Good week, bad week for Boeing

It was good news and bad news for Orbiter provider Boeing this week with another successful Space Shuttle mission but a gloomy horizon for the company’s hopes of gaining work on NASA’s Orion crew vehicle launcher Ares I.
Shuttle Atlantis’s STS-115 assembly mission to the International Space Station (ISS) is the first in four years and 2006 is the first year since 2002 that NASA has flown more than one mission in a year.
The last assembly mission was to install the Port one truss, which STS-115′s Port three, Port four truss was attached to last week.
If NASA successfully launches Shuttle Discovery on 14 December for STS-116 the space agency can face 2007 with renewed vigour.
Considering NASA regularly launched shuttles six or seven times a year in the 1990s the schedule for the reusable spaceplane’s last four years, of about four missions a year, is achievable.

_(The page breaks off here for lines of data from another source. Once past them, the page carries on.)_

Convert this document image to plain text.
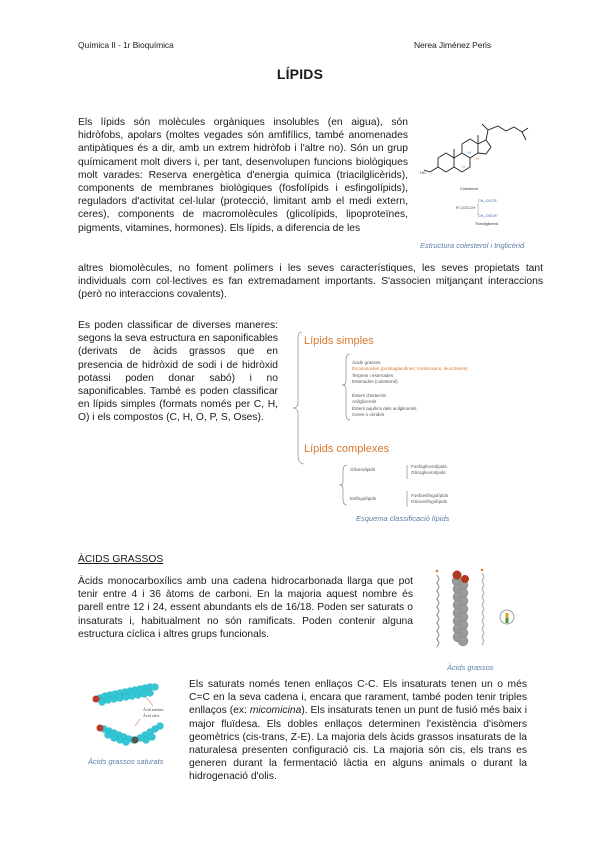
Química II - 1r Bioquímica	Nerea Jiménez Peris
LÍPIDS

Els lípids són molècules orgàniques insolubles (en aigua), són hidròfobs, apolars (moltes vegades són amfifílics, també anomenades antipàtiques és a dir, amb un extrem hidròfob i l'altre no). Són un grup químicament molt divers i, per tant, desenvolupen funcions biològiques molt varades: Reserva energètica d'energia química (triacilglicèrids), components de membranes biològiques (fosfolípids i esfingolípids), reguladors d'activitat cel·lular (protecció, limitant amb el medi extern, ceres), components de macromolècules (glicolípids, lipoproteïnes, pigments, vitamines, hormones). Els lípids, a diferencia de les

altres biomolècules, no foment polímers i les seves característiques, les seves propietats tant individuals com col·lectives es fan extremadament importants. S'associen mitjançant interaccions (però no interaccions covalents).

HO
H
H
H
Colesterol
CH₂-OOCR
R'-COO-CH
CH₂-OOCR''
Triacilglicerol
Estructura colesterol i triglicèrid

Es poden classificar de diverses maneres: segons la seva estructura en saponificables (derivats de àcids grassos que en presencia de hidròxid de sodi i de hidròxid potassi poden donar sabó) i no saponificables. També es poden classificar en lípids simples (formats només per C, H, O) i els compostos (C, H, O, P, S, Oses).

Lípids simples
Àcids grassos
Eicosanoides (prostaglandines, tromboxans, leucotriens)
Terpens i esteroides
Esteroides (colesterol)
Èsters d'esterols
Acilglicerols
Èsters aquílics dels acilglicerols
Ceres o cèrides
Lípids complexes
Glicerolípids
Esfingolípids
Fosfoglicerolípids
Glicoglicerolípids
Fosfoesfingolípids
Glicoesfingolípids
Esquema classificació lípids
ÀCIDS GRASSOS

Àcids monocarboxílics amb una cadena hidrocarbonada llarga que pot tenir entre 4 i 36 àtoms de carboni. En la majoria aquest nombre és parell entre 12 i 24, essent abundants els de 16/18. Poden ser saturats o insaturats i, habitualment no són ramificats. Poden contenir alguna estructura cíclica i altres grups funcionals.

Àcids grassos
Àcid esteàric
Àcid oleic
Àcids grassos saturats

Els saturats només tenen enllaços C-C. Els insaturats tenen un o més C=C en la seva cadena i, encara que rarament, també poden tenir triples enllaços (ex: micomicina). Els insaturats tenen un punt de fusió més baix i major fluïdesa. Els dobles enllaços determinen l'existència d'isòmers geomètrics (cis-trans, Z-E). La majoria dels àcids grassos insaturats de la naturalesa presenten configuració cis. La majoria són cis, els trans es generen durant la fermentació làctia en alguns animals o durant la hidrogenació d'olis.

While retirement for Shuttle is beginning to look like a smooth wind down Boeing’s hopes of winning NASA’s Ares I upper stage contract must have withered when they heard about the competition.

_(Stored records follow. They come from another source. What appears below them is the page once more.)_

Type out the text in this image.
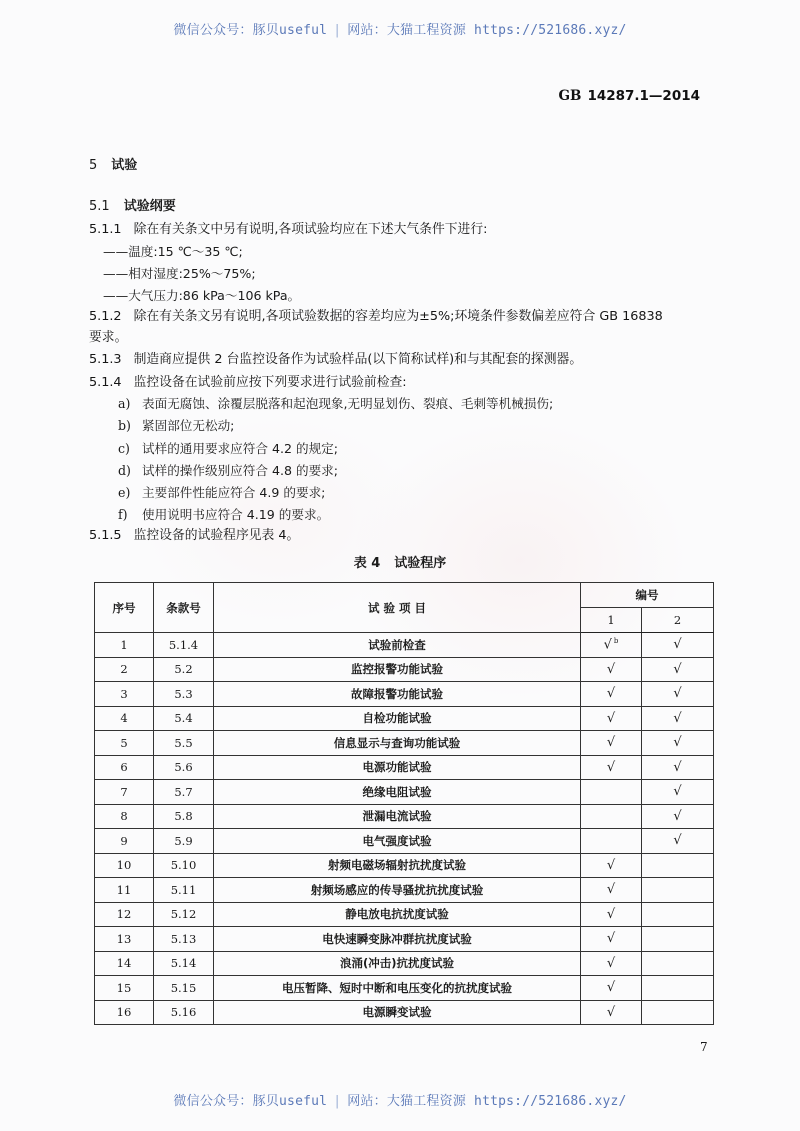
微信公众号：豚贝useful | 网站：大猫工程资源 https://521686.xyz/
GB 14287.1—2014
5 试验
5.1 试验纲要
5.1.1 除在有关条文中另有说明,各项试验均应在下述大气条件下进行:
——温度:15 ℃～35 ℃;
——相对湿度:25%～75%;
——大气压力:86 kPa～106 kPa。
5.1.2 除在有关条文另有说明,各项试验数据的容差均应为±5%;环境条件参数偏差应符合 GB 16838
要求。
5.1.3 制造商应提供 2 台监控设备作为试验样品(以下简称试样)和与其配套的探测器。
5.1.4 监控设备在试验前应按下列要求进行试验前检查:
a) 表面无腐蚀、涂覆层脱落和起泡现象,无明显划伤、裂痕、毛刺等机械损伤;
b) 紧固部位无松动;
c) 试样的通用要求应符合 4.2 的规定;
d) 试样的操作级别应符合 4.8 的要求;
e) 主要部件性能应符合 4.9 的要求;
f) 使用说明书应符合 4.19 的要求。
5.1.5 监控设备的试验程序见表 4。
表 4 试验程序
序号	条款号	试 验 项 目	编号	
			1	2
1	5.1.4	试验前检查	√ $^b$	√
2	5.2	监控报警功能试验	√	√
3	5.3	故障报警功能试验	√	√
4	5.4	自检功能试验	√	√
5	5.5	信息显示与查询功能试验	√	√
6	5.6	电源功能试验	√	√
7	5.7	绝缘电阻试验		√
8	5.8	泄漏电流试验		√
9	5.9	电气强度试验		√
10	5.10	射频电磁场辐射抗扰度试验	√	
11	5.11	射频场感应的传导骚扰抗扰度试验	√	
12	5.12	静电放电抗扰度试验	√	
13	5.13	电快速瞬变脉冲群抗扰度试验	√	
14	5.14	浪涌(冲击)抗扰度试验	√	
15	5.15	电压暂降、短时中断和电压变化的抗扰度试验	√	
16	5.16	电源瞬变试验	√	
7
微信公众号：豚贝useful | 网站：大猫工程资源 https://521686.xyz/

The announcement of the team of Ares I first stage integrator ATK, Orion crew and service module prime contractor Lockheed Martin and upper stage main engine provider Pratt & Whitney Rocketdyne must have had Boeing executives putting their heads in their hands.
The ATK led Lockheed, P&W dream team simply isn’t going to be beaten by anyone. Two of the companies already have contracts with NASA for Ares I and the space agency announced earlier this year that its Lockheed managed Michoud Assembly Facility will build Ares I upper stage structures.
Despite the pride Boeing can feel about its Orbiter its longer term place in the space industry is looking decidedly weak.